Ohio will be the first state to expand its online library learning program statewide, allowing any Ohioan with a valid library card to take thousands of small, free online courses, whether for fun or to bolster a work resume.
While some of the software tutorials and job interviewing videos take a matter of minutes, the system also offers numerous structured learning paths for those who want to take a series of classes aimed at a particular career goal.
The program, for example, offers a six-course path toward becoming a Microsoft Excel specialist, or a 15-course pathway to become a front-end web developer. Many of the pathways feature tutorials, practice opportunities and eventually quizzes resulting in a certificate of completion that can be added to a resume.

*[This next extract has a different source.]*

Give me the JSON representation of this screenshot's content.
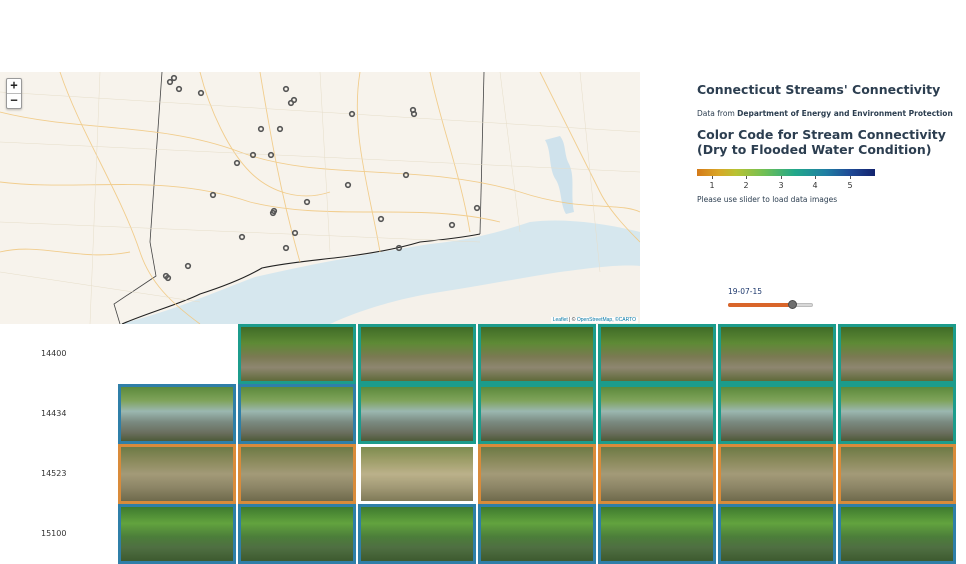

The program is a partnership between The Ohio Library Council (OLC), the Ohio Public Library Information Network (OPLIN) and LinkedIn, which owns the Lynda.com online learning network. Some libraries, including Dayton Metro Library, have offered the service. The state’s Public Library Fund will pay the three-year, $2.1 million cost to take the program statewide in September, according to Cleveland.com.
“The OPLIN Board chose to invest in this online learning platform because it gives Ohio’s public libraries another critical tool to cultivate the state’s workforce, and it’s strongly aligned with the skills needed for Ohio’s list of in-demand jobs,” Don Yarman, OPLIN’s Executive Director said in a news release.
The library groups said this agreement is the first in the nation between LinkedIn and a statewide system of public libraries. The video courses are taught by industry experts and are designed for a variety of skill levels.
The LinkedIn service has more than 12,000 courses — everything from understanding more about your iPhone’s features and capabilities, to supply chain operations and project management, to instruction on dozens of computer software applications and programming languages.
“With this first-of-its-kind partnership, Ohio’s public libraries continue to serve as a model for the nation,” said Doug Evans, executive director of the Ohio Library Council. “Ohio already has the highest library use per capita in the United States. We are excited that this service will be available to every cardholder in the state. This partnership will help create economic opportunity and build Ohio’s workforce.”